17.8.11

My first loves .simple. innocent.


I hadn't the slightest intention of blogging tonight, until I started laughing at a thought. The thought of how simple "dating" was when I was younger. From the age of 14 to 17, everything aligned so clearly. Everything was carefree. There was abounding trust. There was determination for growth. Where did that all go?

I met one boy through a close friend from church. He was at a party and I remember seeing him and thinking, "He's new, and cute, and I'm going to talk to him!" Somehow he thought I was cute too, and BOOM! romance! (smiles) My parents met him at picnic his church was throwing. They gave the okay, and for almost a year it was blissful. Holding hands and peck here or there was all the physical contact really had. That's all we needed. The company was what truly mattered. Our friends got a long. And we both loved super mario.
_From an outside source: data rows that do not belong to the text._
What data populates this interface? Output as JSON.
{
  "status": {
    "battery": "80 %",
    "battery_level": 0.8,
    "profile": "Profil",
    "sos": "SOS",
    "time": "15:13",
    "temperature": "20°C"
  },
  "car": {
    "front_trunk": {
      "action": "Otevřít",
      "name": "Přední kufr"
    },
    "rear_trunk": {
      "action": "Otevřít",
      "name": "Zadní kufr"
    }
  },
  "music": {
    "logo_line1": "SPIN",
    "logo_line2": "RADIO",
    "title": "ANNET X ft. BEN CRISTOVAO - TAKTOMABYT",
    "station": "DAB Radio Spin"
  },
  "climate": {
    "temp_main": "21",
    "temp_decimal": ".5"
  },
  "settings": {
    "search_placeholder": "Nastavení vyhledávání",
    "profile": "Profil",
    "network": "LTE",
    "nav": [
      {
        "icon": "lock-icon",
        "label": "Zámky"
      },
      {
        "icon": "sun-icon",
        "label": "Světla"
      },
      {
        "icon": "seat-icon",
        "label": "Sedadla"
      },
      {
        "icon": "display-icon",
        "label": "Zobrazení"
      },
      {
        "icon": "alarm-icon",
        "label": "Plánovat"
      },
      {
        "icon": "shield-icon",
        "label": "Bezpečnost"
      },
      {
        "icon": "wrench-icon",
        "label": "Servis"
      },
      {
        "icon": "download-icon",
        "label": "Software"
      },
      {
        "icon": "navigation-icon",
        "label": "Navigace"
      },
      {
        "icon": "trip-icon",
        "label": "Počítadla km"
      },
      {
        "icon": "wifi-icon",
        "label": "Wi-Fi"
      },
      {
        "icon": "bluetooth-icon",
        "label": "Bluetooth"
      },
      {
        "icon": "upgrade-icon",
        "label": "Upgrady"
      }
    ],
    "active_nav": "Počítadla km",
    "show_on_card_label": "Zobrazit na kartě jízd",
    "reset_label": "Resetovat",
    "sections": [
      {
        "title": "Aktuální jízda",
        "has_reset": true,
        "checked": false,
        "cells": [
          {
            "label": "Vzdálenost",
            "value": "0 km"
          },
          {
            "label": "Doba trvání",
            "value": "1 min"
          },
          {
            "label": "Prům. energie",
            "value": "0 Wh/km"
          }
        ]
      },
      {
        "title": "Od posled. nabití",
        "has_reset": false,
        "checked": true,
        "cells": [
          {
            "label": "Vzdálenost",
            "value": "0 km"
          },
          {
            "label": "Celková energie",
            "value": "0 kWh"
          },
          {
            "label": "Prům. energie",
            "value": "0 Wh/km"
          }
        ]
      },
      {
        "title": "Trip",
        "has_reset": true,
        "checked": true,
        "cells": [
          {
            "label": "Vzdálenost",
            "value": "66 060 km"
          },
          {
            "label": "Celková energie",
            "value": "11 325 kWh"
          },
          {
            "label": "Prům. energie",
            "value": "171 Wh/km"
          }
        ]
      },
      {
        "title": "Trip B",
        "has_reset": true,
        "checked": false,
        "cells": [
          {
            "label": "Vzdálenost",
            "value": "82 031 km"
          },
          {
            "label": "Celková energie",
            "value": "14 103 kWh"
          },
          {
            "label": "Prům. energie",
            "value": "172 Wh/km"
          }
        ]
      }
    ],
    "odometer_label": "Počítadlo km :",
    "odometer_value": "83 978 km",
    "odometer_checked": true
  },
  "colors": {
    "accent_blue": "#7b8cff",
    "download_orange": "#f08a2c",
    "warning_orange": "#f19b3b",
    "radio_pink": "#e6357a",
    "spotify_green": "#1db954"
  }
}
The guy that probably impacted me the most I met at a church camp where I was a leader. I went with the firm mindset of being there for the kids, and not to find a summer crush. Of course, I noticed the guy immediately. He was gorgeous. In the band hired to play worship for the kids. Whenever I would run into him I would get nervous but just brush it off. The last day of camp, before the band went on to play, I noticed he was holding my nametag that I had lost two days earlier. Then he came up to me and whispered in my ear, "I don't know if you know this, but I have a huge crush on you." He walked away and started playing his guitar. Two weeks later I got an e-mail from him, saying he got my e-mail from his friend. Our friendship turned into a relationship. That lasted long distance and for a long time. He never stopped encouraging me, telling me how beautiful I was, telling me I was enough, just the way I was. He even wrote me six songs. He was the first guy to truly make me feel beautiful and loved. That's something I will never forget. Aha, he even called me from his homecoming/prom, and talked to me for an hour outside of the school telling me he would rather be talking to me than be dancing with some other girl. He wrote me letters every week and mailed them to me. I owe him a lot.

Simplicity. Chivalry. Innocence. Where have you gone?